The Golden Madonna of Essen is a sculpture of the Virgin Mary and the infant Jesus. It is a wooden core covered with sheets of thin gold leaf. The piece is part of the treasury of Essen Cathedral, formerly the church of Essen Abbey, in North Rhine-Westphalia, Germany, and is kept on display at the cathedral.
Dated around the year 980, it is both the oldest known sculpture of the Madonna and the oldest free-standing medieval sculpture north of the Alps, and is also one of the few major works of art to survive from Ottonian times. To this day it remains an object of veneration and symbol of identity for the population of the Ruhr Area. It is the only full-length survival from what appears to have been a common form of statue among the wealthiest churches and abbeys of 10th and 11th century Northern Europe; some of these were life-size, especially figures of the Crucifixion.

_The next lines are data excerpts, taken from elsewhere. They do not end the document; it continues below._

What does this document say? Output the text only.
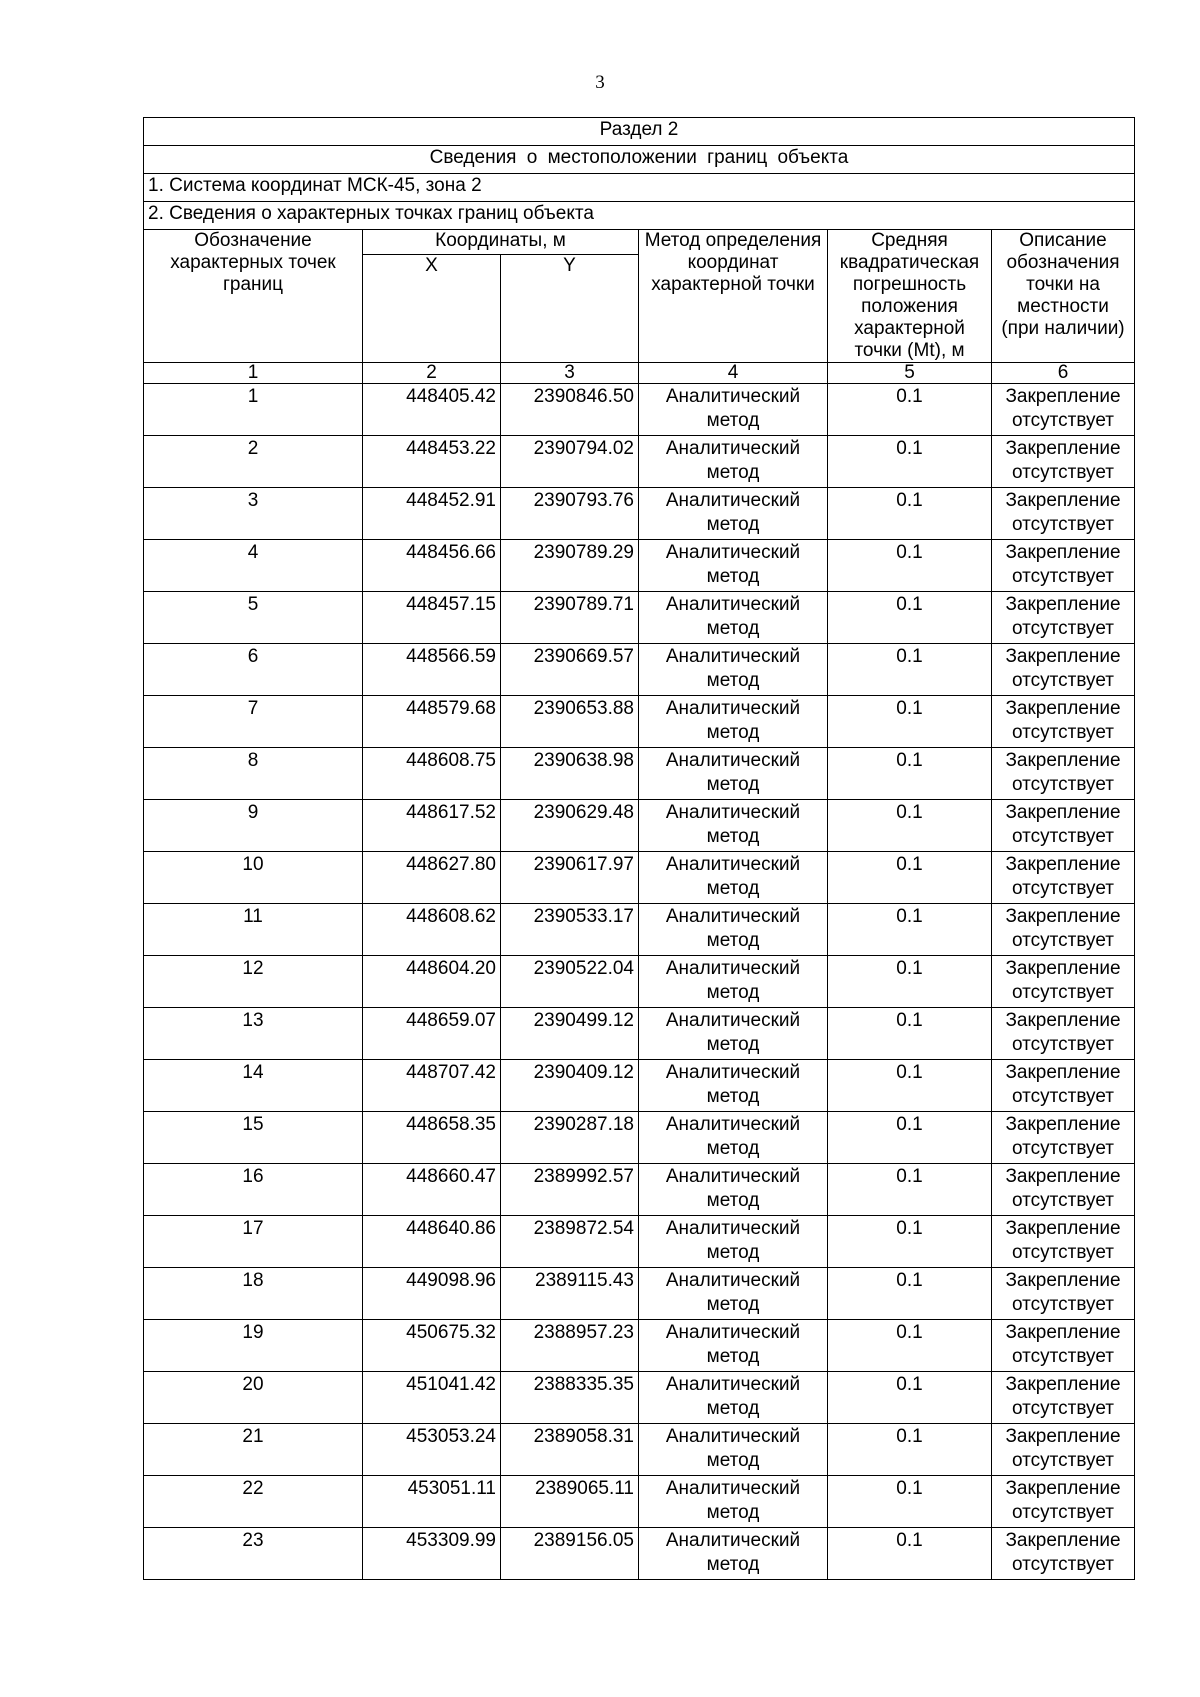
3
Раздел 2					
Сведения о местоположении границ объекта					
1. Система координат МСК-45, зона 2					
2. Сведения о характерных точках границ объекта					
Обозначение характерных точек границ	Координаты, м		Метод определения координат характерной точки	Средняя квадратическая погрешность положения характерной точки (Mt), м	Описание обозначения точки на местности (при наличии)
	X	Y			
1	2	3	4	5	6
1	448405.42	2390846.50	Аналитический метод	0.1	Закрепление отсутствует
2	448453.22	2390794.02	Аналитический метод	0.1	Закрепление отсутствует
3	448452.91	2390793.76	Аналитический метод	0.1	Закрепление отсутствует
4	448456.66	2390789.29	Аналитический метод	0.1	Закрепление отсутствует
5	448457.15	2390789.71	Аналитический метод	0.1	Закрепление отсутствует
6	448566.59	2390669.57	Аналитический метод	0.1	Закрепление отсутствует
7	448579.68	2390653.88	Аналитический метод	0.1	Закрепление отсутствует
8	448608.75	2390638.98	Аналитический метод	0.1	Закрепление отсутствует
9	448617.52	2390629.48	Аналитический метод	0.1	Закрепление отсутствует
10	448627.80	2390617.97	Аналитический метод	0.1	Закрепление отсутствует
11	448608.62	2390533.17	Аналитический метод	0.1	Закрепление отсутствует
12	448604.20	2390522.04	Аналитический метод	0.1	Закрепление отсутствует
13	448659.07	2390499.12	Аналитический метод	0.1	Закрепление отсутствует
14	448707.42	2390409.12	Аналитический метод	0.1	Закрепление отсутствует
15	448658.35	2390287.18	Аналитический метод	0.1	Закрепление отсутствует
16	448660.47	2389992.57	Аналитический метод	0.1	Закрепление отсутствует
17	448640.86	2389872.54	Аналитический метод	0.1	Закрепление отсутствует
18	449098.96	2389115.43	Аналитический метод	0.1	Закрепление отсутствует
19	450675.32	2388957.23	Аналитический метод	0.1	Закрепление отсутствует
20	451041.42	2388335.35	Аналитический метод	0.1	Закрепление отсутствует
21	453053.24	2389058.31	Аналитический метод	0.1	Закрепление отсутствует
22	453051.11	2389065.11	Аналитический метод	0.1	Закрепление отсутствует
23	453309.99	2389156.05	Аналитический метод	0.1	Закрепление отсутствует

The statue is dated around the year 980 and was thus created during the tenure of Mathilde, a granddaughter of Emperor Otto I, as abbess of Essen Abbey. Under her reign and those of her successors Sophia of Gandersheim (1012–1039) and Theophanu (1039–1058), the abbey acquired what is today considered the most precious of the works of art of the Essen treasury. The creator of the sculpture is unknown, but it is generally presumed to have been crafted in either Cologne or Hildesheim. Hildesheim is home to a Madonna slightly younger than the one in Essen, while Cologne seems more likely as the home of the artist since the folds in the Madonna’s gown resemble those of the Cross of Otto and Mathilde dated 982 which is also part of the Essen treasury but was doubtless created by a Cologne goldsmith as it shares many features with the Gero crucifix of Cologne Cathedral.